DULUTH – A decades-old shift of some property taxes paid by cabin and second home owners has meant millions in lost revenue for lakes-heavy Minnesota school districts.

For more than 20 years, a portion of property tax that last year totaled about $42 million has been paid by seasonal property owners to the state's general fund, instead of local school districts. The change was made during lean times, said Sen. Grant Hauschild, DFL-Hermantown, but it's been especially devastating to school districts in northeast and central Minnesota cabin country.

For the second year, he's trying to push through a bill that would move some of the seasonal property taxes back to schools, an easier request than shifting it all back to the school districts. It's intended to reduce the financial burden on residents asked to approve property tax increases for classroom costs including teachers and educational programs.

Hauschild said at a recent Senate tax committee hearing that these are property taxes paid by seasonal residents, many of whom are wealthy. Some of the poorest communities in the state, including Ely and Hoyt Lakes, are surrounded by these property owners, but they struggle to pass operational levies to raise money for their schools.

"It's incredibly inequitable," Hauschild said. "It's the opposite of the Minnesota Miracle, and it's screwing my communities."

School districts across the state are preparing for cuts just two years after historic investments in education, and regaining some of that tax revenue would help, educators say.

The Grand Rapids school district of 4,000 students has eliminated 70 teacher and aid positions in the past five years, and in 2023 suffered a crushing rejection of an operating levy.
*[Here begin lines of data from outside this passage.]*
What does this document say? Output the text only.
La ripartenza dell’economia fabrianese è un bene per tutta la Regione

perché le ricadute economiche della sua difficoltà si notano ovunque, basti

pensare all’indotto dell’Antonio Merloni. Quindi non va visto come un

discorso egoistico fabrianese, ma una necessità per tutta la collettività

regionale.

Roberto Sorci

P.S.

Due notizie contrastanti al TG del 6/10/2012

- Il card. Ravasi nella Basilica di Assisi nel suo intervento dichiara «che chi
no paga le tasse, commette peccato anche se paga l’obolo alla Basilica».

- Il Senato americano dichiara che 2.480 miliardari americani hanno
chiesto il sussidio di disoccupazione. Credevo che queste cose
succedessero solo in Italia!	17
"Tax revenue from cabin properties in Grand Rapids should stay in Grand Rapids for our students," said Grand Rapids teacher and former union president Carol Copp. "The burden is falling squarely on the shoulders of community members who do not own million-dollar homes on the lake. These are community members working two and three jobs."

With seasonal properties making up 30% of the city's tax base, that money would have been "a game changer," she said, for schools dealing with large class sizes and cuts to programs and jobs.

Instead, rural school districts fight to raise the kind of money that metro-area districts more easily can, Copp said, making ZIP codes determinants of a students' education.

To offer immediate relief to districts with levies already in place, $8.8 million would need to be allocated this session, said Sam Walseth, a lobbyist for the Minnesota Rural Education Association.

A formula would determine how much of a "discount" a district would get for an operating levy, up to 50% in some cases, he said, to bring down the cost to property owners. More than 90 school district's are without an operating levy, mostly in central and northeast Minnesota.

A portion of the taxes paid by seasonal property owners continue to go to schools for things like debt service and building projects; the only carve-out is for the educational expenses operating levies pay for.

Sen. Robert Farnsworth, R-Hibbing, is a co-author of the bill. At a hearing last week he said aside from tax revenue loss, the number of seasonal homes in northeastern districts means less year-round housing for people with families and kids attending area schools.

"It's a cabin culture, and that's OK, but I think that's something we should consider, that opportunity we are losing," he said.

The bill doesn't propose changes to taxes that seasonal property owners pay, and districts would still need voter approval to increase levies.

But it would give them more leverage to convince voters, to say the increase wouldn't be as much, said Lake Superior School District Superintendent Gina Kleive, whose district includes Two Harbors and Silver Bay and runs north to the Canadian border.

School districts lobbying at the Capitol in recent days said they've maxed out their various levies, she said.

"I thought, 'Oh my goodness, we have zero dollars in all those areas,'" Kleive said.